Wednesday, April 27, 2016

Saudi Arabia’s post-oil future: Vision or mirage?

IF ANYONE needed confirmation that Muhammad bin Salman, Saudi Arabia’s deputy crown prince, is a man in a hurry, they got it on April 25th. The 30-year-old unveiled a string of commitments for ending the kingdom’s dependence on oil by 2030 that are by themselves laudably ambitious in the puritanically conservative country. 

Then he trumped himself, saying that the kingdom could overcome “any dependence on oil” within a mere four years, by 2020. It sums up what seems to be a somewhat manic optimism among the youthful new policy-setters of the royal court. Badly needed now is a cool explanation of how to turn vision into reality.
The outlines of the announcement that has generated much anticipation in Saudi Arabia—particularly among women, newspapers say—had been well trailed in advance. 
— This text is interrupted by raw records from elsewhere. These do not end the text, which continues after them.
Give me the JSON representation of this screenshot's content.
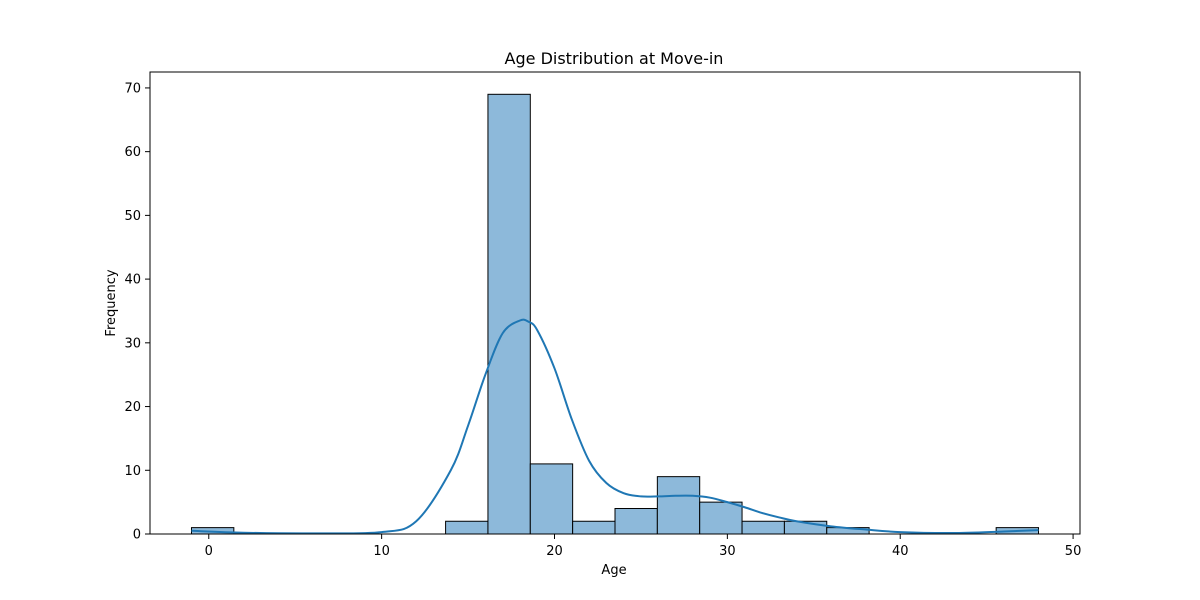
{
  "chart_data": {
    "type": "bar",
    "title": "Age Distribution at Move-in",
    "xlabel": "Age",
    "ylabel": "Frequency",
    "xlim": [
      -3.4,
      50.4
    ],
    "ylim": [
      0,
      72.5
    ],
    "xticks": [
      0,
      10,
      20,
      30,
      40,
      50
    ],
    "yticks": [
      0,
      10,
      20,
      30,
      40,
      50,
      60,
      70
    ],
    "bins": [
      {
        "x0": -1.0,
        "x1": 1.45,
        "count": 1
      },
      {
        "x0": 1.45,
        "x1": 3.9,
        "count": 0
      },
      {
        "x0": 3.9,
        "x1": 6.35,
        "count": 0
      },
      {
        "x0": 6.35,
        "x1": 8.8,
        "count": 0
      },
      {
        "x0": 8.8,
        "x1": 11.25,
        "count": 0
      },
      {
        "x0": 11.25,
        "x1": 13.7,
        "count": 0
      },
      {
        "x0": 13.7,
        "x1": 16.15,
        "count": 2
      },
      {
        "x0": 16.15,
        "x1": 18.6,
        "count": 69
      },
      {
        "x0": 18.6,
        "x1": 21.05,
        "count": 11
      },
      {
        "x0": 21.05,
        "x1": 23.5,
        "count": 2
      },
      {
        "x0": 23.5,
        "x1": 25.95,
        "count": 4
      },
      {
        "x0": 25.95,
        "x1": 28.4,
        "count": 9
      },
      {
        "x0": 28.4,
        "x1": 30.85,
        "count": 5
      },
      {
        "x0": 30.85,
        "x1": 33.3,
        "count": 2
      },
      {
        "x0": 33.3,
        "x1": 35.75,
        "count": 2
      },
      {
        "x0": 35.75,
        "x1": 38.2,
        "count": 1
      },
      {
        "x0": 38.2,
        "x1": 40.65,
        "count": 0
      },
      {
        "x0": 40.65,
        "x1": 43.1,
        "count": 0
      },
      {
        "x0": 43.1,
        "x1": 45.55,
        "count": 0
      },
      {
        "x0": 45.55,
        "x1": 48.0,
        "count": 1
      }
    ],
    "kde": {
      "x": [
        -1,
        2,
        6,
        10,
        12,
        14,
        15,
        16,
        17,
        18,
        18.5,
        19,
        20,
        21,
        22,
        23,
        24,
        25,
        26,
        27,
        28,
        29,
        30,
        31,
        32,
        33,
        34,
        36,
        38,
        40,
        43,
        46,
        48
      ],
      "y": [
        0.5,
        0.2,
        0.1,
        0.3,
        2,
        10,
        17,
        25,
        31.5,
        33.5,
        33.3,
        32,
        26,
        18,
        11.5,
        8,
        6.4,
        5.9,
        5.9,
        6,
        6,
        5.7,
        5,
        4.2,
        3.3,
        2.6,
        2,
        1.2,
        0.7,
        0.3,
        0.15,
        0.4,
        0.6
      ]
    },
    "grid": false,
    "legend": "none",
    "colors": {
      "bar_fill": "#8db9da",
      "bar_edge": "#000000",
      "kde_line": "#1f77b4"
    }
  }
}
They included: the floating of a small stake in Saudi Aramco, the world’s biggest oil company; the creation of the world’s largest sovereign-wealth fund to invest in a diverse range of assets; more jobs for women; and more vibrant non-oil industries, ranging from mining to military hardware.
To the government’s credit, Prince Muhammad backtracked on none of these—though his apparently modest goal of raising the female participation rate in the workforce from 22% to 30% in just under 15 years appeared to reflect strong resistance from the Wahhabi clerical establishment. A promise that women would be allowed to drive, essential if they are to enter the workforce fully, was hoped for by some, but likewise did not materialise. 
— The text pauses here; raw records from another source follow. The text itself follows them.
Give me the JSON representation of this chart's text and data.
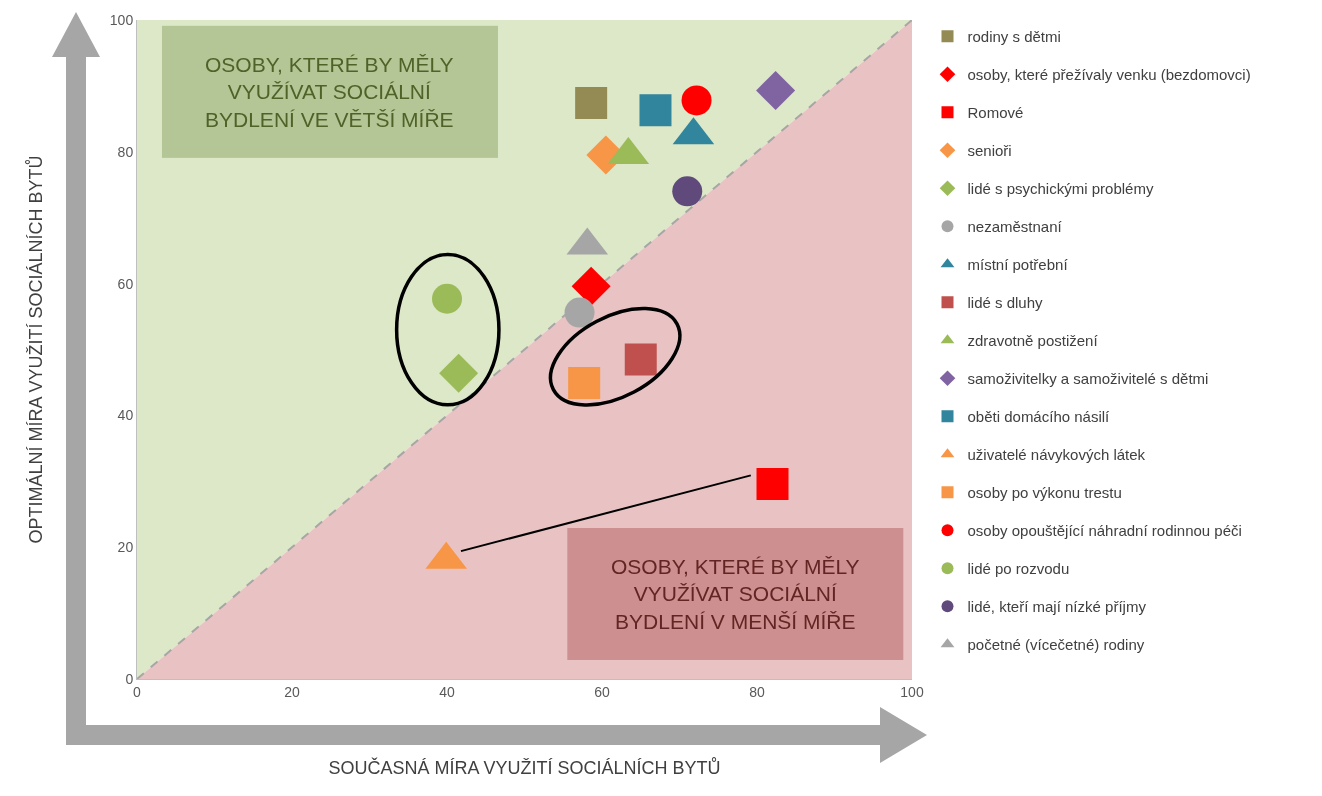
{
  "chart_data": {
    "type": "scatter",
    "xlabel": "SOUČASNÁ MÍRA VYUŽITÍ SOCIÁLNÍCH BYTŮ",
    "ylabel": "OPTIMÁLNÍ MÍRA VYUŽITÍ SOCIÁLNÍCH BYTŮ",
    "annotations": [
      "OSOBY, KTERÉ BY MĚLY VYUŽÍVAT SOCIÁLNÍ BYDLENÍ VE VĚTŠÍ MÍŘE",
      "OSOBY, KTERÉ BY MĚLY VYUŽÍVAT SOCIÁLNÍ BYDLENÍ V MENŠÍ MÍŘE"
    ],
    "xlim": [
      0,
      100
    ],
    "ylim": [
      0,
      100
    ],
    "xticks": [
      0,
      20,
      40,
      60,
      80,
      100
    ],
    "yticks": [
      0,
      20,
      40,
      60,
      80,
      100
    ],
    "grid": false,
    "legend": "right",
    "series": [
      {
        "type": "line",
        "color": "#a6a6a6",
        "line_style": "dashed",
        "marker": "none",
        "x": [
          0,
          100
        ],
        "values": [
          0,
          100
        ]
      },
      {
        "name": "rodiny s dětmi",
        "color": "#948a54",
        "marker": "square",
        "x": [
          58.6
        ],
        "values": [
          87.4
        ]
      },
      {
        "name": "osoby, které přežívaly venku (bezdomovci)",
        "color": "#ff0000",
        "marker": "diamond",
        "x": [
          58.6
        ],
        "values": [
          59.6
        ]
      },
      {
        "name": "Romové",
        "color": "#ff0000",
        "marker": "square",
        "x": [
          82.0
        ],
        "values": [
          29.6
        ]
      },
      {
        "name": "senioři",
        "color": "#f79646",
        "marker": "diamond",
        "x": [
          60.5
        ],
        "values": [
          79.5
        ]
      },
      {
        "name": "lidé s psychickými problémy",
        "color": "#9bbb59",
        "marker": "diamond",
        "x": [
          41.5
        ],
        "values": [
          46.4
        ]
      },
      {
        "name": "nezaměstnaní",
        "color": "#a6a6a6",
        "marker": "circle",
        "x": [
          57.1
        ],
        "values": [
          55.6
        ]
      },
      {
        "name": "místní potřební",
        "color": "#31859c",
        "marker": "triangle",
        "x": [
          71.8
        ],
        "values": [
          82.5
        ]
      },
      {
        "name": "lidé s dluhy",
        "color": "#c0504d",
        "marker": "square",
        "x": [
          65.0
        ],
        "values": [
          48.5
        ]
      },
      {
        "name": "zdravotně postižení",
        "color": "#9bbb59",
        "marker": "triangle",
        "x": [
          63.4
        ],
        "values": [
          79.5
        ]
      },
      {
        "name": "samoživitelky a samoživitelé s dětmi",
        "color": "#8064a2",
        "marker": "diamond",
        "x": [
          82.4
        ],
        "values": [
          89.3
        ]
      },
      {
        "name": "oběti domácího násilí",
        "color": "#31859c",
        "marker": "square",
        "x": [
          66.9
        ],
        "values": [
          86.3
        ]
      },
      {
        "name": "uživatelé návykových látek",
        "color": "#f79646",
        "marker": "triangle",
        "x": [
          39.9
        ],
        "values": [
          18.1
        ]
      },
      {
        "name": "osoby po výkonu trestu",
        "color": "#f79646",
        "marker": "square",
        "x": [
          57.7
        ],
        "values": [
          44.9
        ]
      },
      {
        "name": "osoby opouštějící náhradní rodinnou péči",
        "color": "#ff0000",
        "marker": "circle",
        "x": [
          72.2
        ],
        "values": [
          87.8
        ]
      },
      {
        "name": "lidé po rozvodu",
        "color": "#9bbb59",
        "marker": "circle",
        "x": [
          40.0
        ],
        "values": [
          57.7
        ]
      },
      {
        "name": "lidé, kteří mají nízké příjmy",
        "color": "#604a7b",
        "marker": "circle",
        "x": [
          71.0
        ],
        "values": [
          74.0
        ]
      },
      {
        "name": "početné (vícečetné) rodiny",
        "color": "#a6a6a6",
        "marker": "triangle",
        "x": [
          58.1
        ],
        "values": [
          65.8
        ]
      }
    ]
  }
}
He expected the sale of up to a 5% stake in Aramco to value the company at a minimum of $2 trillion, and promised to transform it into a “global industrial conglomerate”. Its businesses would be put into ownership of a sovereign-wealth fund known as the Public Investment Fund, which with other assets could be worth as much as $3 trillion, generating plenty of non-oil investment income. 
The Aramco initial public offering (IPO) would be of the parent company, which would have an elected board and be subject to the scrutiny of analysts and investors at home and overseas. Other industries, including defence and renewable energy, would be given strong incentives to grow. The kingdom, with the world’s third-biggest military budget, spends only 2% of it on arms purchases at home. It aims for over half to be spent on locally made armaments by 2030.
To achieve such a bold quest, the kingdom would need to throw itself open to trade, investment, foreign visitors and international codes of conduct such as more transparency and secular laws, which are anathema to the fundamentalist clerics who for decades have sought to shun the outside world. 
The tense feud with Iran, stoked by Prince Muhammad via a proxy war in neighbouring Yemen, adds potential geopolitical instability to the risks that investors would face. But a step in the right direction was unveiled, with the promise of “green cards”, permanent-residence documents for foreigners.
The indolence of a society brought up to expect that oil riches will be lavished upon them is another hurdle. For years efforts to end the kingdom’s unhealthy addiction to oil have run up against a wall of apathy. As one Saudi commentator puts it, “it’s been like a father telling his 40-year-old son that it’s time to go out and get a job.” 
Prince Muhammad’s youth in a country used to gerontocratic rulers makes it easier for him to motivate young people, and social media give him better access to the pulse of the country. But with oil revenues weak and unemployment at 11.6%, the chances of disillusionment are strong.
That is why addressing some of the key concerns hanging over the reforms will be vital when Prince Muhammad reveals the National Transformation Plan fleshing out his vision in late May or early June. For instance, a 5% IPO of a $2 trillion Aramco would be worth $100 billion; a staggering amount for international markets, including the Saudi stockmarket, to absorb. 
By what means can non-oil government revenue be more than sextupled, from 163 billion riyals ($43.5 billion) now to 1 trillion riyals by 2030? Which additional state-owned firms would be privatised to raise the private sector’s contribution to GDP from 40% to 65% by 2030? And what would happen if oil prices fell below $30 a barrel, the price assumption on which Prince Muhammad says the reforms are built?
He says his feet are firmly planted on the ground. “This is not a dream, this is a reality that will be achieved, God willing.” But when the sums involved are in the trillions of dollars, the neighbourhood is fraught with tension, and the reforms require the upending of social norms to succeed, the burden of proof is high. Saudi Arabia has promised diversification away from oil for decades: the prince now needs to prove that this time is different.